Monday, August 13, 2007

Have you got a call from your broker?


It is definitely BAD news if I had received a MARGIN call from my broker in the last 2 weeks.

What is a margin call?

Situation arises when I have borrowed money from stockbroking firm to partially pay for my share purchases AND the share price of that counter fell significantly.

Example

I have purchased 100 lots (ie. 100,000 shares) of Company X at $1 per share.
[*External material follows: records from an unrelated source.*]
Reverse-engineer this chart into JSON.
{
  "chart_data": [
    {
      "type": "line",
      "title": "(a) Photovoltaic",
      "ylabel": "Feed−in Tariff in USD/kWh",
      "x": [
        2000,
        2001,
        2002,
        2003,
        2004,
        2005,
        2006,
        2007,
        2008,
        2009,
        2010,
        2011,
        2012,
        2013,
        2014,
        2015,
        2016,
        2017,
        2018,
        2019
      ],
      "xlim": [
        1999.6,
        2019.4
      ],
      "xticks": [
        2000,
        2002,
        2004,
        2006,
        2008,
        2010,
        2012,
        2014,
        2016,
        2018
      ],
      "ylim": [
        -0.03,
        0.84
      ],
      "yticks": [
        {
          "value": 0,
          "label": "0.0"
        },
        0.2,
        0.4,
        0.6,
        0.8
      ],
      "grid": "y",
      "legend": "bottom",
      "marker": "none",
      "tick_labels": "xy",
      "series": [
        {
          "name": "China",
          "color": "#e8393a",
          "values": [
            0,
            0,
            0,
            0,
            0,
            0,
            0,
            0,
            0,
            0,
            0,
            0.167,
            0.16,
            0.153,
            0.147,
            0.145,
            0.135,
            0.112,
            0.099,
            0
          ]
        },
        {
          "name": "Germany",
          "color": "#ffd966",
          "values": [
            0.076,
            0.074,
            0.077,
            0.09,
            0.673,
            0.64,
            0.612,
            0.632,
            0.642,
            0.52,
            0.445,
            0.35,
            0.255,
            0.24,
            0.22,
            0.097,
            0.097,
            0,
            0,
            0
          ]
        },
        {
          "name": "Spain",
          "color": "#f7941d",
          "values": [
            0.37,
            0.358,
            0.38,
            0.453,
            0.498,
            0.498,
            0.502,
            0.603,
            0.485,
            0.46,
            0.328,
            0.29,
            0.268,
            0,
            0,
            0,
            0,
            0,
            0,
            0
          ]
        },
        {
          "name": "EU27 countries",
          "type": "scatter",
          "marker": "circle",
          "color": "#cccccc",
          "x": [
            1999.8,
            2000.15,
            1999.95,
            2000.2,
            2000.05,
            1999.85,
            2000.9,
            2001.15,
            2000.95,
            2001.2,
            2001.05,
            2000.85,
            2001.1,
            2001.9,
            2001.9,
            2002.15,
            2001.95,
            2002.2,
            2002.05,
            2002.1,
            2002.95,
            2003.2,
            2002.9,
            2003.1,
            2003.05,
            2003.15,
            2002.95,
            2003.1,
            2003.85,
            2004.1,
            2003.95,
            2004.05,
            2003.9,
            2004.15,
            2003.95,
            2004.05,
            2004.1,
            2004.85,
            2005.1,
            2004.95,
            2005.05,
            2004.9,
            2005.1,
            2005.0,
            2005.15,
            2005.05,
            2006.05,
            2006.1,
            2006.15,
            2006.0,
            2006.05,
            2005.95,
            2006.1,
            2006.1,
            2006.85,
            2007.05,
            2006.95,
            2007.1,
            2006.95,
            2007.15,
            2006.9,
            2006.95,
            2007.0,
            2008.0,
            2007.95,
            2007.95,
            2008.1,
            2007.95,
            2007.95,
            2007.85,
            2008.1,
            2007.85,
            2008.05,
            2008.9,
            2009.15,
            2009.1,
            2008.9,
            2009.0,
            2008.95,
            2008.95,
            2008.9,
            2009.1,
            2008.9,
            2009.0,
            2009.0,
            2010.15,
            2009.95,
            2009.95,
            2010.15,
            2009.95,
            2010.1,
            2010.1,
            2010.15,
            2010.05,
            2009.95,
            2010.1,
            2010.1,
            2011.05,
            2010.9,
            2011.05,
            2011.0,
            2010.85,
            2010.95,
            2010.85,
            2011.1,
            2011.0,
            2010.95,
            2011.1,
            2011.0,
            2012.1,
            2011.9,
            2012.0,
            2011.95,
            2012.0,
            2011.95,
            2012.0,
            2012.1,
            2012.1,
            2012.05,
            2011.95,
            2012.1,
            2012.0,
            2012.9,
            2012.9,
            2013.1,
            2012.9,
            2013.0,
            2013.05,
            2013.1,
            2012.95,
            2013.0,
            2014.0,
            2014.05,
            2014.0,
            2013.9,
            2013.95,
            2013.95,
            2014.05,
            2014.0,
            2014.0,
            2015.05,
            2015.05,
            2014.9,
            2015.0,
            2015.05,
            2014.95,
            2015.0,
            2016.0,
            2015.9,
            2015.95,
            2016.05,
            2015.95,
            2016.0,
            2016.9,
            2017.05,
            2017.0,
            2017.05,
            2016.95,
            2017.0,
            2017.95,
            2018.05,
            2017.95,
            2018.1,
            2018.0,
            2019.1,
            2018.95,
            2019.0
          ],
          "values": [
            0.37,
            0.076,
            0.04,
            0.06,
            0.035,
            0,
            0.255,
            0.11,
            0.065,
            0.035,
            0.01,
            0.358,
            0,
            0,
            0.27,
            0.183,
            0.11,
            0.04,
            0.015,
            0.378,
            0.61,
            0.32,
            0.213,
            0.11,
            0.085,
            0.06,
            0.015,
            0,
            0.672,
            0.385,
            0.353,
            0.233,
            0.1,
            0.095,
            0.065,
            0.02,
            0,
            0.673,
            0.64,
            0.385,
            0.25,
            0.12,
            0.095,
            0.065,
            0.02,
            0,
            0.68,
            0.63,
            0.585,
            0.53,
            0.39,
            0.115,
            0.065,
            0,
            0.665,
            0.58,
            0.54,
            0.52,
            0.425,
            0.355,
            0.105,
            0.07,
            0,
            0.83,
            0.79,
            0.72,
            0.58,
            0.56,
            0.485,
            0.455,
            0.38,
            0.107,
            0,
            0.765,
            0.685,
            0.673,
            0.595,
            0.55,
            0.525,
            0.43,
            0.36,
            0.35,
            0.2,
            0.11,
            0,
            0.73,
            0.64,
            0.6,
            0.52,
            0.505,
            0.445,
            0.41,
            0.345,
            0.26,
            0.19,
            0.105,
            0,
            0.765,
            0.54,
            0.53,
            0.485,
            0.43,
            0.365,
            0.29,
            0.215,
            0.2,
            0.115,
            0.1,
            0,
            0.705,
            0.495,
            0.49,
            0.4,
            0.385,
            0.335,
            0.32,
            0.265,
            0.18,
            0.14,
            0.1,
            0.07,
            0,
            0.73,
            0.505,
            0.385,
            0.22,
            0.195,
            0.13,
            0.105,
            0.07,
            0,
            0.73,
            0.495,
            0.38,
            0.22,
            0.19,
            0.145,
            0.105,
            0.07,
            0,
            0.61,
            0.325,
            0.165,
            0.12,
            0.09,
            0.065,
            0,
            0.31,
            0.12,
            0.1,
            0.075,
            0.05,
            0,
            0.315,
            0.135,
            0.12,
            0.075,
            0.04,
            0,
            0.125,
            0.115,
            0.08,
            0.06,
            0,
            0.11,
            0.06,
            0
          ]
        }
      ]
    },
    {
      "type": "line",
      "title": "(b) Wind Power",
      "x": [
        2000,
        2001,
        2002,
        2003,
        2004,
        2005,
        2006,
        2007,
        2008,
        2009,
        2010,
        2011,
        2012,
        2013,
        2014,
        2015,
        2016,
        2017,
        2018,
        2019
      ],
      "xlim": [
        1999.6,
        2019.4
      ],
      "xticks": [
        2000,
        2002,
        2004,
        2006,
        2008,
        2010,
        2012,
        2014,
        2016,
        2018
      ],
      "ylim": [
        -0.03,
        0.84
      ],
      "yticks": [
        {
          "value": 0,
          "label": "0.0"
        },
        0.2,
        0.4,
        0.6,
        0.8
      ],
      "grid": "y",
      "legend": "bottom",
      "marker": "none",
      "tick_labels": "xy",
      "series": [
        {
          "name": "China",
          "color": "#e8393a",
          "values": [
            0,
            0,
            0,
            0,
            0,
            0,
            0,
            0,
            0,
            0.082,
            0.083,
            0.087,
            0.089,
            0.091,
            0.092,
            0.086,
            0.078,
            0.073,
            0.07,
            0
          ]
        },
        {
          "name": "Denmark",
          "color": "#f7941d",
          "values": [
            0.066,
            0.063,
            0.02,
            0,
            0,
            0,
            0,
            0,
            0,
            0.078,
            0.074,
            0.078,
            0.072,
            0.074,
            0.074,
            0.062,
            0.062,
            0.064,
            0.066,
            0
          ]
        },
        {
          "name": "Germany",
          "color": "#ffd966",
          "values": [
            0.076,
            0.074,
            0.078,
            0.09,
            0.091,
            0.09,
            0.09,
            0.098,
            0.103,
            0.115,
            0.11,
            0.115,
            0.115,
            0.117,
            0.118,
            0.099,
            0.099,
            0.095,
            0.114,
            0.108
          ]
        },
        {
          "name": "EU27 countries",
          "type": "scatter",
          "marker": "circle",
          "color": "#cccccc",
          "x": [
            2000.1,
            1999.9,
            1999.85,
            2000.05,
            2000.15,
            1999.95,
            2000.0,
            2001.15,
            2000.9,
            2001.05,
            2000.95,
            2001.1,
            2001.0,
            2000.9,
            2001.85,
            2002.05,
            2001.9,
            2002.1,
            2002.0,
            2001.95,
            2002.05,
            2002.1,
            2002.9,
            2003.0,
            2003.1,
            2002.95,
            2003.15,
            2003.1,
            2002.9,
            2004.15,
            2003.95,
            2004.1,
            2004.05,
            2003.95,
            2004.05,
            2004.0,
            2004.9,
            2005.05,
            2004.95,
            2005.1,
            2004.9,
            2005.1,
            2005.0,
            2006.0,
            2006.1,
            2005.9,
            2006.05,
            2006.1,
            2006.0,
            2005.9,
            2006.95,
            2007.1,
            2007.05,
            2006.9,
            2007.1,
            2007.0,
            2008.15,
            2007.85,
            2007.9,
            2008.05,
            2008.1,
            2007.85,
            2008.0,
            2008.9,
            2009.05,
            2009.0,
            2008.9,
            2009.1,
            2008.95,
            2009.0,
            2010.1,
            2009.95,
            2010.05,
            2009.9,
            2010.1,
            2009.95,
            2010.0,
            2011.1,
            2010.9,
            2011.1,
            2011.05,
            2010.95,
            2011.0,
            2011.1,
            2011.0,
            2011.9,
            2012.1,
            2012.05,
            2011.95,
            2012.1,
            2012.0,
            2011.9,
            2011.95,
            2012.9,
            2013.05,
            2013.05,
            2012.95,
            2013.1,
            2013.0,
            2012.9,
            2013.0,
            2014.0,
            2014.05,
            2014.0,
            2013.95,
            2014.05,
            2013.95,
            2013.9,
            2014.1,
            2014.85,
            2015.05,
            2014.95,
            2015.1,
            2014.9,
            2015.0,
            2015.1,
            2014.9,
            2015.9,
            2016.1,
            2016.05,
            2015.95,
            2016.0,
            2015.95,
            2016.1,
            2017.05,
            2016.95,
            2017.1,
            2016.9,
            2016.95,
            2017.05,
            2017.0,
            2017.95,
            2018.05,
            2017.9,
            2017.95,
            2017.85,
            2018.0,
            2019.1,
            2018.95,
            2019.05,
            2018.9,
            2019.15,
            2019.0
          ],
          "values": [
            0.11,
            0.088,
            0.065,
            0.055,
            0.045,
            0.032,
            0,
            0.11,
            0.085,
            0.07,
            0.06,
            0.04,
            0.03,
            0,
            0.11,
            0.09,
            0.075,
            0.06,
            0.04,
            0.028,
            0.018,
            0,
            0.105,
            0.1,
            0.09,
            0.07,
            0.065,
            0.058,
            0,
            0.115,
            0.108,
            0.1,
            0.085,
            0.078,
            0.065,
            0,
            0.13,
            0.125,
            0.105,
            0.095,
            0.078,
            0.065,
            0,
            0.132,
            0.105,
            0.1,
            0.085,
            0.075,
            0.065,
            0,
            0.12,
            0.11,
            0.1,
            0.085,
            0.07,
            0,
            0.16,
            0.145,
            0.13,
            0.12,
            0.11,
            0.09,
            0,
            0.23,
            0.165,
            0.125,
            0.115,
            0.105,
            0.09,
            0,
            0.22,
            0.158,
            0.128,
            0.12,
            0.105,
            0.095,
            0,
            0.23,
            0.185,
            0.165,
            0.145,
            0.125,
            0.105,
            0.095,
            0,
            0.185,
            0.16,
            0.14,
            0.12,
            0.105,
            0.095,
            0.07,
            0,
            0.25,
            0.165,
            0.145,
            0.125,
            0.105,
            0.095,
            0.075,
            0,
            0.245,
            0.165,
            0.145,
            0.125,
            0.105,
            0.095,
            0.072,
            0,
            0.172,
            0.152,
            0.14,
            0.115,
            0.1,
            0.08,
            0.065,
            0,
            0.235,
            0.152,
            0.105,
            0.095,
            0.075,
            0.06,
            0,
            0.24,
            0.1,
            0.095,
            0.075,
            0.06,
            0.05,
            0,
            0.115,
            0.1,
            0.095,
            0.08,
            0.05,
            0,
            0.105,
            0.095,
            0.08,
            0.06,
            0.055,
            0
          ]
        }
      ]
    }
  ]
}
At 80% financing, I paid $20,000 from my own pocket and the remaining $80,000 borrowed from the firm.

When the share price dropped to 70 cents, the firm would recalculate the loan amount ie. 80% of 70 cents x 100,000 shares = $56,000.

The firm would call me to top up the difference of $24,000 (ie. $80,000 less $56,000)!

If I got the money, I would pay the $24,000.
If I got no money, I would be forced to sell my shares at a loss of $30,000!!!

Moral of the story - You must consider the downside for any upside that you are expecting.

2 comments:

Anonymous said...

Hi Edgar, why is the loan tied to the price of the share?

Edgar Wong said...

Hi,

The shares are the collateral to secure the loan.

The lender wants to ensure that there is enough sales proceeds from selling the shares, to pay the outstanding loan.